Vulcanops Temporal range: Lower Miocene PreꞒ Ꞓ O S D C P T J K Pg N

Scientific classification
- Kingdom: Animalia
- Phylum: Chordata
- Class: Mammalia
- Order: Chiroptera
- Family: Mystacinidae
- Genus: †Vulcanops Hand et al. 2018
- Species: †V. jennyworthyae
- Binomial name: †Vulcanops jennyworthyae Hand et al. 2018

= Vulcanops =

- Authority: Hand et al. 2018
- Parent authority: Hand et al. 2018

Extinct species of bat

Vulcanops jennyworthyae is an extinct species of bat that lived during the Miocene in New Zealand, a large burrowing microchiropteran that probably ate arthropods and plant material around twenty million years before present.
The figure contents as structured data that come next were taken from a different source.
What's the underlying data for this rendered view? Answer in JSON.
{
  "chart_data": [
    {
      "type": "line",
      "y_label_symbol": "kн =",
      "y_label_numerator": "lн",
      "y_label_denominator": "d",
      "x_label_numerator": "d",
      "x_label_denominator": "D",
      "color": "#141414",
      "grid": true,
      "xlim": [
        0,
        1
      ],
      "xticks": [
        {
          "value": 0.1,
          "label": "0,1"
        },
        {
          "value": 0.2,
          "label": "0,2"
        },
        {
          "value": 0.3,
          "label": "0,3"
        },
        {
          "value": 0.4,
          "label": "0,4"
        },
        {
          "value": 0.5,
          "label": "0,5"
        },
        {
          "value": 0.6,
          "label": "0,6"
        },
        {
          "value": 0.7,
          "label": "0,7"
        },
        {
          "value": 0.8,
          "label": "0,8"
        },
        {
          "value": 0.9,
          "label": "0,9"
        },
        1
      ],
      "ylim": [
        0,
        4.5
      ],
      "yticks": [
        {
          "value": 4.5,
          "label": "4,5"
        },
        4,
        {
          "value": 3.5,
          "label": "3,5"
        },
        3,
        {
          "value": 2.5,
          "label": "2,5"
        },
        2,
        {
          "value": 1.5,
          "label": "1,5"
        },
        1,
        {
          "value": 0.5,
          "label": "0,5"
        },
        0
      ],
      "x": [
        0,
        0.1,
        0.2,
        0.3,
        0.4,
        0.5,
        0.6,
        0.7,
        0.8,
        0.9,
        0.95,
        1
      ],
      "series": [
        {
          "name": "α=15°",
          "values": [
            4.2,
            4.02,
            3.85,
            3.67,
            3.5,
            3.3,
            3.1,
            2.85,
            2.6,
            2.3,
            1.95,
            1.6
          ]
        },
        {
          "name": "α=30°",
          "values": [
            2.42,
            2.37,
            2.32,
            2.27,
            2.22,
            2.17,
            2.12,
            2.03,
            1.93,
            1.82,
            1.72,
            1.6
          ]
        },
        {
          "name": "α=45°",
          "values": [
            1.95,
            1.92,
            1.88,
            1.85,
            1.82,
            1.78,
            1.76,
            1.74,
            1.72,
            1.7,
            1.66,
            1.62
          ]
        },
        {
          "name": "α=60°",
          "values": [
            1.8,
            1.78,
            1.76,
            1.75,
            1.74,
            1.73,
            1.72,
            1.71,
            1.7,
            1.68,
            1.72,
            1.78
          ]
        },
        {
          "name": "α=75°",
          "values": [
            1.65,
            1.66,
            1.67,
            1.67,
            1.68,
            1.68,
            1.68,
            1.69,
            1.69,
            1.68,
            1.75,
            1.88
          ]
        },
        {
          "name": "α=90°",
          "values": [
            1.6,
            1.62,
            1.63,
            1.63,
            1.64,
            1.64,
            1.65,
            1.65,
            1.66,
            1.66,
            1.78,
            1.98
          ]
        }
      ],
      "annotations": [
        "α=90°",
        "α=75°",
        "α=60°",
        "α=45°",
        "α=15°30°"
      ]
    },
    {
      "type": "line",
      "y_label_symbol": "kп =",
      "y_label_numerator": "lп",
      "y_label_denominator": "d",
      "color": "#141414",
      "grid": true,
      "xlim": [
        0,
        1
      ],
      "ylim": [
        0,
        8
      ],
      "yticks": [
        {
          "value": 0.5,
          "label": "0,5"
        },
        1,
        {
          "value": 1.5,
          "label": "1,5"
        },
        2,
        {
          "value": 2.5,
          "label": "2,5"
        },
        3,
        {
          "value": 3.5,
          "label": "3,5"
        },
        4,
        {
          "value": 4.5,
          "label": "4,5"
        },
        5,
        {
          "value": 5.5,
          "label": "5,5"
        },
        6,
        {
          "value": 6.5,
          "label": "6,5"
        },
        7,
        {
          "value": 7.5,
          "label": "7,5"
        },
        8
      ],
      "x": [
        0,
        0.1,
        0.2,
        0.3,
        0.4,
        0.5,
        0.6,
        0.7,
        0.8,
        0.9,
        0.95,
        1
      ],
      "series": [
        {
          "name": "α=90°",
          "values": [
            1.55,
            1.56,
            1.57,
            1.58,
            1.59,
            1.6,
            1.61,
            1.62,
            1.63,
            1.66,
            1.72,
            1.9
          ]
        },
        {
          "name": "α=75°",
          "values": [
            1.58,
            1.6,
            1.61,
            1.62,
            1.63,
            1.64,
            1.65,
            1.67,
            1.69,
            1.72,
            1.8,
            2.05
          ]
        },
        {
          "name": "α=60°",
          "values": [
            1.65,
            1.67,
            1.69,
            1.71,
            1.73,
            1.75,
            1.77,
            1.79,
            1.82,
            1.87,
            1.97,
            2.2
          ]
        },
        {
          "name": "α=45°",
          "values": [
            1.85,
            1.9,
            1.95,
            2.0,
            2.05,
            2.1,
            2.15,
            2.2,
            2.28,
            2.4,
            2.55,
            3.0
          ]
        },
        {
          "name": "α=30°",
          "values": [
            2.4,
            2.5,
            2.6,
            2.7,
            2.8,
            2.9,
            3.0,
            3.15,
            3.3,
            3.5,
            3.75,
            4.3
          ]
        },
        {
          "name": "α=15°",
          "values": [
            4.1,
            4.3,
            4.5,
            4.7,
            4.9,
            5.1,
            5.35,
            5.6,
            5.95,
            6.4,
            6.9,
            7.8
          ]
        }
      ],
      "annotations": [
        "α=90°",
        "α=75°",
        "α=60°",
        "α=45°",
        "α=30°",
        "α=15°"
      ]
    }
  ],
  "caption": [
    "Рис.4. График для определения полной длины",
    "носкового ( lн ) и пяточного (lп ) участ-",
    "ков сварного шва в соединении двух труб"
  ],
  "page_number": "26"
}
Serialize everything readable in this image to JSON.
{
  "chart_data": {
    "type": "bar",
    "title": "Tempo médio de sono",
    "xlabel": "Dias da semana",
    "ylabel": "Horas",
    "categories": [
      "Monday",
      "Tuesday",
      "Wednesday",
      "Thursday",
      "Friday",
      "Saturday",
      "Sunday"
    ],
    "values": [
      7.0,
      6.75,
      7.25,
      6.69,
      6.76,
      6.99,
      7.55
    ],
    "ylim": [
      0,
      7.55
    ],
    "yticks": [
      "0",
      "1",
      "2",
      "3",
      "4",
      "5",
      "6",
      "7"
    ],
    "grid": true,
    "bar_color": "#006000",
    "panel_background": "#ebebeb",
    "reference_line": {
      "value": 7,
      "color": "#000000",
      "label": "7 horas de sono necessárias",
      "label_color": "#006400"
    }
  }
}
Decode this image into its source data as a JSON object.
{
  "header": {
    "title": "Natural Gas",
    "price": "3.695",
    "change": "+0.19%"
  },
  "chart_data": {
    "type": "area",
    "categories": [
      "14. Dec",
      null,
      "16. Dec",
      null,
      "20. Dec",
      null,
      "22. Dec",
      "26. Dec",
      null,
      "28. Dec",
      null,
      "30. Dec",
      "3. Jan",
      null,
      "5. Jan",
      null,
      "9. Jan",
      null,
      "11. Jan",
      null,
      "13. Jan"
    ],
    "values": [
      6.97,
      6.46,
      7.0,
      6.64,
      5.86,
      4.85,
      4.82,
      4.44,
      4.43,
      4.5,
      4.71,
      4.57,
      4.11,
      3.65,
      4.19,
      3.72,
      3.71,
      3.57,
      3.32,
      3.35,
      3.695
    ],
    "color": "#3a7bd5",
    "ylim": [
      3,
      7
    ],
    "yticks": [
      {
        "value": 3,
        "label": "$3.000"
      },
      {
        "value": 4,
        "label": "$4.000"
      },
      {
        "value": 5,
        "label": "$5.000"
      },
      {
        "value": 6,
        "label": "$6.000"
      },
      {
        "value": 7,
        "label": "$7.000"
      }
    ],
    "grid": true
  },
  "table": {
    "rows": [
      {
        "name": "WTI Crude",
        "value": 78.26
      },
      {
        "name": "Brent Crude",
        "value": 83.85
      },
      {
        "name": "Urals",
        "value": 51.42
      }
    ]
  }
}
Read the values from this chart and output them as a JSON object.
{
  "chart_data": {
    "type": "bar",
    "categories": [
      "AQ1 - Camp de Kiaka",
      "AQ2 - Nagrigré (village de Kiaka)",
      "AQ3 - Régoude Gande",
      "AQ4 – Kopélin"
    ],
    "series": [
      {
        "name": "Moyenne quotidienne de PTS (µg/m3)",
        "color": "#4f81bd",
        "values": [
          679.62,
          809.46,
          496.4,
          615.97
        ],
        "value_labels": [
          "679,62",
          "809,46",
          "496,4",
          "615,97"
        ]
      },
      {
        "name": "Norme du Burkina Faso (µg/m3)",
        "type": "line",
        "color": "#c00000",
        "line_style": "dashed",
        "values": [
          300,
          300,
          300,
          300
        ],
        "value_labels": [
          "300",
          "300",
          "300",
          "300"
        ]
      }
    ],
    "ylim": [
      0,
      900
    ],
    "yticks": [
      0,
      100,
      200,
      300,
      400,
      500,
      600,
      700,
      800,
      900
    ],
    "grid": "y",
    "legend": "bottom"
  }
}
It is the type and only described species of the genus Vulcanops.

==Taxonomy and etymology==
Vulcanops jennyworthyae was described in 2018 from fossilized teeth and bone fragments.
The new genus and species were placed within the family Mystacinidae, commonly called the burrowing bats.
The genus name "Vulcanops" is derived from the Roman god of fire and volcanoes, Vulcan.
The suffix "-ops" is commonly used for bat genera.
"Vulcan" was chosen in homage to the tectonic nature of New Zealand, as well as a historic hotel, Vulcan Hotel, in the mining town of Saint Bathans.
The eponym for the specific epithet "jennyworthyae" is Jennifer P. Worthy "in recognition of her pivotal role in revealing the diversity of the St Bathans Fauna."
Jennifer Worthy is the scientist who discovered the fossils of V. jennyworthyae.
The fossilized remains were found in sediments approximately 16-19 million years old.

==Description==
Based on the mean of several extrapolations from the size of its teeth, Vulcanops jennyworthyae would have weighed slightly less than 40 g.
Its body mass would be three times the average size of modern bats.
It is the largest bat of its family ever described.

==Biology and ecology==
The presence of a large hypocone on its upper molars indicates that it was not strictly carnivorous.
A large, blunt hypocone is indicative of herbivory.
It would have lived among the trees while also foraging on the ground.
It likely consumed invertebrates such as insects and spiders.

Their diet likely included a range of animals and plants and more closely resembled that of distantly related South American Yangochiroptera species than other Mystacinidae, consuming greater amounts of plant-based foods than the smaller and more carnivorous modern Mystacinid species.